Just as Joe Biden wasn’t my first pick to lead the Democratic challenge against Donald Trump, Kamala Harris wasn’t my first pick to join him in that effort.

Now that they’re a team, I’m all in.

Democratic POTUS field thinning out as it should

You cannot refer to U.S. Sen. Kamala Harris as a “top-tier” Democratic Party presidential hopeful, because were she such she wouldn’t be announcing her withdrawal today from the 2020 race for the White House.

She joins Montana Gov. Steve Bullock as the most recent presidential wannabes to call it a campaign.

This in-and-out business with the current field of Democrats vying to be nominated to run against Donald Trump is getting a bit difficult to track. Harris and Bullock never got traction. Neither did Beto O’Rourke, or Tim Ryan, or … whomever else has come and gone. There remain a boatload of others who should call it quits and leave the contest to the actual frontrunners.

Then we have these late entries. Former New York City Mayor Michael Bloomberg is in because, he says, the current field is too weak to take on Trump. No one stands out as someone who can defeat the president; so, Bloomberg says he’s the one. He surely can outspend Trump, given that his personal wealth dwarfs that of the president, who has boasted about his own filthy richness. And then we have former Massachusetts Gov. Deval Patrick, whose entry baffles me. I don’t know what he brings to the campaign that isn’t already personified in many of the others.
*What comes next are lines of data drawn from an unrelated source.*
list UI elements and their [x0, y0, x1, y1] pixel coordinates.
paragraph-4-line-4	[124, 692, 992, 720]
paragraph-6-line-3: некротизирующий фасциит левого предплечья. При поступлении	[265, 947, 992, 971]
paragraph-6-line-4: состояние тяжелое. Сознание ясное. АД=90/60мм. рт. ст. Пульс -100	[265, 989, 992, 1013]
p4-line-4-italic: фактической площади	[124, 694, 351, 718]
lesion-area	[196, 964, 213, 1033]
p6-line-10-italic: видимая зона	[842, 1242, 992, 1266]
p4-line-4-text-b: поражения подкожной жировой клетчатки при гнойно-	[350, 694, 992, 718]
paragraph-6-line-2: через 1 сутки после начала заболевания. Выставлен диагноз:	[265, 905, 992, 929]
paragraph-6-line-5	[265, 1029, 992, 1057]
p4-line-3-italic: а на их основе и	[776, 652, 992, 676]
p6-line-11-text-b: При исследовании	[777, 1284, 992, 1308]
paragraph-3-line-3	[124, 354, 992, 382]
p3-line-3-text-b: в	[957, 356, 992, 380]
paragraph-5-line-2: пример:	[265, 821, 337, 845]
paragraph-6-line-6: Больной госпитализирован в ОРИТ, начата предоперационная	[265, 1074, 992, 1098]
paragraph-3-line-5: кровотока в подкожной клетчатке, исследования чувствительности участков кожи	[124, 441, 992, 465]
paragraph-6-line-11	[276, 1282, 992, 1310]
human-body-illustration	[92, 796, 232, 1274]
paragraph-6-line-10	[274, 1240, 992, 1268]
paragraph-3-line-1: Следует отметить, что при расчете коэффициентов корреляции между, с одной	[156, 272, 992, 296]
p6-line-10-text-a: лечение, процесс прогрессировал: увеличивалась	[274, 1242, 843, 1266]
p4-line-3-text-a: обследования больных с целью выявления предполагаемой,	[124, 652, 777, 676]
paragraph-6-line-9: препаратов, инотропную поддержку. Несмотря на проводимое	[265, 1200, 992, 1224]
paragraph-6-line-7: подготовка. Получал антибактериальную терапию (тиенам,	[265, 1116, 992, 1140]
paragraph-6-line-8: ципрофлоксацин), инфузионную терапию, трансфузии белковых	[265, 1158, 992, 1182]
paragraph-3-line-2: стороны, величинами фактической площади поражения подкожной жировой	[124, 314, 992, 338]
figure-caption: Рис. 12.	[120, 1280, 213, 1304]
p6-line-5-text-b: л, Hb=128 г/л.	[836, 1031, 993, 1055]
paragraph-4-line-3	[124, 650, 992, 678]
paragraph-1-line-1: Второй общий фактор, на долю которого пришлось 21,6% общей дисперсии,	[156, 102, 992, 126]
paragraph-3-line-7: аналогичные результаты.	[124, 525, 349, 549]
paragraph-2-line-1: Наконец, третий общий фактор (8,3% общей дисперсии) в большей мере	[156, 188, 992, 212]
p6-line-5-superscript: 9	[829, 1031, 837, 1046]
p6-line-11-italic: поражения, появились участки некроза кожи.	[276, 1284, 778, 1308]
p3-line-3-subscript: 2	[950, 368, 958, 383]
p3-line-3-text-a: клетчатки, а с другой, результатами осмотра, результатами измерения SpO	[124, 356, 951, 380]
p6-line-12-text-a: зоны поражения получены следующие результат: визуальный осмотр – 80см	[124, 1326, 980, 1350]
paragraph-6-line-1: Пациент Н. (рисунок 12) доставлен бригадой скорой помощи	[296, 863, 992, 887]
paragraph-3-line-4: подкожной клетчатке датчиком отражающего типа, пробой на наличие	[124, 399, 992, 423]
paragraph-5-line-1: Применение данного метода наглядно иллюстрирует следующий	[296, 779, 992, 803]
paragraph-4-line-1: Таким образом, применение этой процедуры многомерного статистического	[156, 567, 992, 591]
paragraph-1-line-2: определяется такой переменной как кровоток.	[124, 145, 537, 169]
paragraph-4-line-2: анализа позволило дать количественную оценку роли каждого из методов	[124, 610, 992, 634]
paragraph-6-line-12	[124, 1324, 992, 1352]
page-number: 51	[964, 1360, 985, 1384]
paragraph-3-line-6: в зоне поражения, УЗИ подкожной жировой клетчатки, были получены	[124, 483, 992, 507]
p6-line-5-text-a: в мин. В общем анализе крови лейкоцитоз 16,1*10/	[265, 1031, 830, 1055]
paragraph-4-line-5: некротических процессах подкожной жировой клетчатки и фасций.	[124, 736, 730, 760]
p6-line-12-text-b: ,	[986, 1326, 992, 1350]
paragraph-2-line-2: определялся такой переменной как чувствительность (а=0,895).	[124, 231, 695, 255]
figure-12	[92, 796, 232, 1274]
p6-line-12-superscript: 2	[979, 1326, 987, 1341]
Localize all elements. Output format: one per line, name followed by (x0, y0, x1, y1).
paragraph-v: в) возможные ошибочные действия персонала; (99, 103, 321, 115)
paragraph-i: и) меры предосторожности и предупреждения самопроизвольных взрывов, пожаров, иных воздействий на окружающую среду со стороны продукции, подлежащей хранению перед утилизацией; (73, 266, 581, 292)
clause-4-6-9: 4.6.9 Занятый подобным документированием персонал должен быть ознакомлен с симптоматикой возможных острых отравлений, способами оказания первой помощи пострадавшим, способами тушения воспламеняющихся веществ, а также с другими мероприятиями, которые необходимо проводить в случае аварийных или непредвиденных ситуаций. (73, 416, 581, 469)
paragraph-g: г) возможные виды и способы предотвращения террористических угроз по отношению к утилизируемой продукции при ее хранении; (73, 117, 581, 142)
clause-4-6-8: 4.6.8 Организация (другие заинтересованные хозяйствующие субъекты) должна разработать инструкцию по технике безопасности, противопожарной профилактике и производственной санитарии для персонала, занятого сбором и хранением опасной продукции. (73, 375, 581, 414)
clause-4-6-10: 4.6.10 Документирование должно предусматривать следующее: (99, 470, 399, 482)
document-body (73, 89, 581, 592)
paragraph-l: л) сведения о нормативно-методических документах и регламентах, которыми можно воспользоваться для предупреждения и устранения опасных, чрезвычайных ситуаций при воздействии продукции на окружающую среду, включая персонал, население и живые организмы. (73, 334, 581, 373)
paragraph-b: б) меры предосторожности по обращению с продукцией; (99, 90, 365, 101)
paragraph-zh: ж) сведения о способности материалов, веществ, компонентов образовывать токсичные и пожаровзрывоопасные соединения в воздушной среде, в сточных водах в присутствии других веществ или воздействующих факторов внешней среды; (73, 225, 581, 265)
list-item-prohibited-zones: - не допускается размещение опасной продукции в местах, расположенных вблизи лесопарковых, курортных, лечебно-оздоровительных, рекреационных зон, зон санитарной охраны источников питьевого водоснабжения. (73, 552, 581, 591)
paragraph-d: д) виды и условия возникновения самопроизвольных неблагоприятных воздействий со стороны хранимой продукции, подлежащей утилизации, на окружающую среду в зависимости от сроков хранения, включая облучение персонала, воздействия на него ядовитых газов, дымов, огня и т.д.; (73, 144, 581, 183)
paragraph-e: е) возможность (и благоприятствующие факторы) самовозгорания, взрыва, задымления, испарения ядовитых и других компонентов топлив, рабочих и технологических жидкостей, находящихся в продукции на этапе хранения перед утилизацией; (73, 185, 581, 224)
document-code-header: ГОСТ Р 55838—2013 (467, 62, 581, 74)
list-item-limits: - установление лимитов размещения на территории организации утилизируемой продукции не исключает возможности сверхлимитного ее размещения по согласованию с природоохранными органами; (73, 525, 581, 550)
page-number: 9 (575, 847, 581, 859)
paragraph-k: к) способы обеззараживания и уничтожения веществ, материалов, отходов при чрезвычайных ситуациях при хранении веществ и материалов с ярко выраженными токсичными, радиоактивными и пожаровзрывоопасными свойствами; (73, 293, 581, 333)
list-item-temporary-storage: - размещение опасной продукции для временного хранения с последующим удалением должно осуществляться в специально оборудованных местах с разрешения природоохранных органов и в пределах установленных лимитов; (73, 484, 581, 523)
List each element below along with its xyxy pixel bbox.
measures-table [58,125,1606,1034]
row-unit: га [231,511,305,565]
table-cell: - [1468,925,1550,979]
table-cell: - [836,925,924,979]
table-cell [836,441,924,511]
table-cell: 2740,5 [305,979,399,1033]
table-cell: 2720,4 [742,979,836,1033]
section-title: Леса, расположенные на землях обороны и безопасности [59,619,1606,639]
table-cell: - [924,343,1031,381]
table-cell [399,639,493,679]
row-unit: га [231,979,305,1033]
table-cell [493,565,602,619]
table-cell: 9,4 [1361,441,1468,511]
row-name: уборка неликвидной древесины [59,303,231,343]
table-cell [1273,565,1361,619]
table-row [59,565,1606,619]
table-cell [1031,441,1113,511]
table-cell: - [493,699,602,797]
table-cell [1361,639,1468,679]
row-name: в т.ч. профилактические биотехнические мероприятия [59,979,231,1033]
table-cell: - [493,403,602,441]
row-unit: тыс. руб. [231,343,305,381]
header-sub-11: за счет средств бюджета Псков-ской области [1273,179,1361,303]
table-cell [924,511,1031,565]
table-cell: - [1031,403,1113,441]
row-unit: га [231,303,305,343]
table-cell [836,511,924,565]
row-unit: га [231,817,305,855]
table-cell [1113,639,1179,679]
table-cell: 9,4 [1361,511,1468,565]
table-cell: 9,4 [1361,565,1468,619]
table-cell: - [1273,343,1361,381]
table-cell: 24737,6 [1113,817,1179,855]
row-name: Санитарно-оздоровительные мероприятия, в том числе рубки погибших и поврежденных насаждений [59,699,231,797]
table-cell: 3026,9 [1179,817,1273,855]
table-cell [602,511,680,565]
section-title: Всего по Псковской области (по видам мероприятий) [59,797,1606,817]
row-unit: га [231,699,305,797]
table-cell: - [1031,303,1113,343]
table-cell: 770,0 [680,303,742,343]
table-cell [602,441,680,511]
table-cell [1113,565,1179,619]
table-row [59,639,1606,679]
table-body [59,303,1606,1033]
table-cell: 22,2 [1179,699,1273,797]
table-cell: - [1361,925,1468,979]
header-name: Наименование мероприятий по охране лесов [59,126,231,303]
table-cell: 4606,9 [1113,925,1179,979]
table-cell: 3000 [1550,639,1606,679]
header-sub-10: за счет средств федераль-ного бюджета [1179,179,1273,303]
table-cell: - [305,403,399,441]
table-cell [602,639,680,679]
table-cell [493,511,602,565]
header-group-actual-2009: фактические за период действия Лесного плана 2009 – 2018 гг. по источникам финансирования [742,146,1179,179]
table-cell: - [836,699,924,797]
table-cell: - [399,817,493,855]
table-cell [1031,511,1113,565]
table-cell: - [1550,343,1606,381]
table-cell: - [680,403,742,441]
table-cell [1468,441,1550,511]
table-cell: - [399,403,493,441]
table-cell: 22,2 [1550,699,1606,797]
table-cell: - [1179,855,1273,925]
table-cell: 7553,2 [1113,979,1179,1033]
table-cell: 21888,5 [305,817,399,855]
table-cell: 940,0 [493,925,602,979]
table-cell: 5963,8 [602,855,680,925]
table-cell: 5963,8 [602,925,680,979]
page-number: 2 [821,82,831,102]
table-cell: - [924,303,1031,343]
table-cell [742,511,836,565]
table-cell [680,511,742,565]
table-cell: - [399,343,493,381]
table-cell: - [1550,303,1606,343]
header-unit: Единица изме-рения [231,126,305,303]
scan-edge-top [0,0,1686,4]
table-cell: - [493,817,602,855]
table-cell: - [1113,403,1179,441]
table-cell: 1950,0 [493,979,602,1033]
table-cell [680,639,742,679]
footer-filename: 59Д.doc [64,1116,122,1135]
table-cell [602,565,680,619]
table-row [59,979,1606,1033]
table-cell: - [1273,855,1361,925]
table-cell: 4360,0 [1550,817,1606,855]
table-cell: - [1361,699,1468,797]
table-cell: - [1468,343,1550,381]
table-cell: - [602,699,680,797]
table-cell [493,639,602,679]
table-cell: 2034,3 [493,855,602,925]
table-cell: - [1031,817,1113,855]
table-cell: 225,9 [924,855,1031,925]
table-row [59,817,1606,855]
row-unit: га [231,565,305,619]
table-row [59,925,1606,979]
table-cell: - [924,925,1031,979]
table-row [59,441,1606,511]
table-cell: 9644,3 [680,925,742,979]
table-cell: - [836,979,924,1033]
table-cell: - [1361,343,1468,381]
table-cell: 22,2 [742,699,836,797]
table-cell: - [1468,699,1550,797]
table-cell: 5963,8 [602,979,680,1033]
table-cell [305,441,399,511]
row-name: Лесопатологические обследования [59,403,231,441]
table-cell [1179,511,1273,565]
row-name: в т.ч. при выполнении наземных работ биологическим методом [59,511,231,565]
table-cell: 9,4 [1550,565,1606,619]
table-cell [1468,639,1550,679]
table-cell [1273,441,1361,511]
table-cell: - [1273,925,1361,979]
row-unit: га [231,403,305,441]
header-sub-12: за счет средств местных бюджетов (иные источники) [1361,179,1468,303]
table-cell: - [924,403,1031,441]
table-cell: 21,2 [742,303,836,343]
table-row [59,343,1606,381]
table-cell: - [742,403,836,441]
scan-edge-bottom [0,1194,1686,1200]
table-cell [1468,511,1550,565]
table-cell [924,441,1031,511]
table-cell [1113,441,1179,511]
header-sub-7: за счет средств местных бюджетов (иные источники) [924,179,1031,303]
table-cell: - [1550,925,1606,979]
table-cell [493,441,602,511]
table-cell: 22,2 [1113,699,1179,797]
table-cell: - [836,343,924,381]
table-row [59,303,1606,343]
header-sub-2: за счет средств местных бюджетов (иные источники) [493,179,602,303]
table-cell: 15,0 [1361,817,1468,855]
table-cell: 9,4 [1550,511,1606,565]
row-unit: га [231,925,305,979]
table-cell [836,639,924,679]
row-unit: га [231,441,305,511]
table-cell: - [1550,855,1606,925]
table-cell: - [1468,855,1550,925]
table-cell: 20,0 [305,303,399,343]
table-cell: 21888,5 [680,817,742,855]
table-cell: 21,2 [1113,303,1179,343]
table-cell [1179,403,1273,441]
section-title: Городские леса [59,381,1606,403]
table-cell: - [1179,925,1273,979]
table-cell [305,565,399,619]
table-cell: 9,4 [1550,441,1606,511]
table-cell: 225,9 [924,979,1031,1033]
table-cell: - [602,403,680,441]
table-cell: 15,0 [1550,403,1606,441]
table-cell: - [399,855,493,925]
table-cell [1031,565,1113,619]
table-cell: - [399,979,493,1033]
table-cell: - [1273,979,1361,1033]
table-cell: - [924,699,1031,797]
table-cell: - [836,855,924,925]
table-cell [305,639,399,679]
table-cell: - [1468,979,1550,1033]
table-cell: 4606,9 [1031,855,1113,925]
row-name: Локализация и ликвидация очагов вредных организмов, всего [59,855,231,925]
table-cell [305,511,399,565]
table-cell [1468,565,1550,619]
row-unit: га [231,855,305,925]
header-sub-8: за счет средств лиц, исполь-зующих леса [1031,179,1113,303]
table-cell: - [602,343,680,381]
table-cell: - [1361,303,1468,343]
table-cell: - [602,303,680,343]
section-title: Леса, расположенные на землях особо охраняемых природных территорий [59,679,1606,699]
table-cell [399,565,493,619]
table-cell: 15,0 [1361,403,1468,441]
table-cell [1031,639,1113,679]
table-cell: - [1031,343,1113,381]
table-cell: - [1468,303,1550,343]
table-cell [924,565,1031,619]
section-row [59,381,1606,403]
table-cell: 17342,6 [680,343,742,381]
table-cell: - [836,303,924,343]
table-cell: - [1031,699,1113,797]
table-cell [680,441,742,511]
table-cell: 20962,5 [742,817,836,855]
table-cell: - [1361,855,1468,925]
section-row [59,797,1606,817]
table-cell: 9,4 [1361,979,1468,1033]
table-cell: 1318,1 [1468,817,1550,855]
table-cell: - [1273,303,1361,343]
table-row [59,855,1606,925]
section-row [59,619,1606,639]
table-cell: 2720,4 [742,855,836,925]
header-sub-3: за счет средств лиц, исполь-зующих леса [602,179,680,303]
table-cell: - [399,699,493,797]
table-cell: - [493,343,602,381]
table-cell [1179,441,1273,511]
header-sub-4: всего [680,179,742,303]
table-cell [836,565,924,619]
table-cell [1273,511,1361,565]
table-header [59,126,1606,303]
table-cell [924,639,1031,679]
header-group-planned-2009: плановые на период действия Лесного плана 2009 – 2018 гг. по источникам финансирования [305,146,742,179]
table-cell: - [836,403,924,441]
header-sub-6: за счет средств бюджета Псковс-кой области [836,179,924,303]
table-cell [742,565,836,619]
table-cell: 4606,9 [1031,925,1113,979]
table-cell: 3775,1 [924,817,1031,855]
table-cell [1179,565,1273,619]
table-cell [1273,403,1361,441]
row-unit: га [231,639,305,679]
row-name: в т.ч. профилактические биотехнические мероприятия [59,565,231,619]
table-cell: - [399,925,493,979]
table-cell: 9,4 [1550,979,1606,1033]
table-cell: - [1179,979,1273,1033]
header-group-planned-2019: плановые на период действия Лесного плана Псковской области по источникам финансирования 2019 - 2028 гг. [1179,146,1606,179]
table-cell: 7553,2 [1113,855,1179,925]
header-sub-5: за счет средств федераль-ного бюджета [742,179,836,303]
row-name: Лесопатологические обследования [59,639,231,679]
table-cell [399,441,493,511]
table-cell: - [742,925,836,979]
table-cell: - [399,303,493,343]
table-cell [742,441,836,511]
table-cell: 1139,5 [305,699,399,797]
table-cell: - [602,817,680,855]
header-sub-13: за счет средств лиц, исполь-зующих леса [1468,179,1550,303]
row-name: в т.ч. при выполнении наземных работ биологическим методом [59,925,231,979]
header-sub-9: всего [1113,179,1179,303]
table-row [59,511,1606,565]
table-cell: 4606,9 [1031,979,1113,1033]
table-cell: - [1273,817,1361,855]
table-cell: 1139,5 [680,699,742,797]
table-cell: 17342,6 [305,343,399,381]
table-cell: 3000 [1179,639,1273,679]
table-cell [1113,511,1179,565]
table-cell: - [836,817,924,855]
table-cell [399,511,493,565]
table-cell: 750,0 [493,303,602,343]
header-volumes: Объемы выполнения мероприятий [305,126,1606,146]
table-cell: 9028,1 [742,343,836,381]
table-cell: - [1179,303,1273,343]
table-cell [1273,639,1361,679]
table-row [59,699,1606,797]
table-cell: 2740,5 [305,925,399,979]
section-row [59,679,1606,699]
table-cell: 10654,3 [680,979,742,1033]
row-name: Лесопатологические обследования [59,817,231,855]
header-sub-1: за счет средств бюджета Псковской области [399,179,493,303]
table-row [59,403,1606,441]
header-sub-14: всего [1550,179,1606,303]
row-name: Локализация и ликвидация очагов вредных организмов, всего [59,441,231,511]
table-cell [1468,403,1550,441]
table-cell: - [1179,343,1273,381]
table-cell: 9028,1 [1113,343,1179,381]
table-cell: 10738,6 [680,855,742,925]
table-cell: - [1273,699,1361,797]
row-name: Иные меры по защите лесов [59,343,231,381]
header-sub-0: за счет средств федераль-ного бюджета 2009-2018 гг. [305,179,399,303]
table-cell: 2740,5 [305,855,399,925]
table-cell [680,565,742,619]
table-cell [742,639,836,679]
As for Harris, she was another one who entered the contest with high hopes and high expectation. She’s now about to be history — in terms of the presidential campaign.

I will await the further culling of the field as these joint appearances continue and the Democratic National Committee keeps setting the bar for inclusion in these events even higher.

Moreover, I am looking forward to the Democratic Party getting a nominee who can deliver a knockout blow to the fraud who masquerades as president of the United States.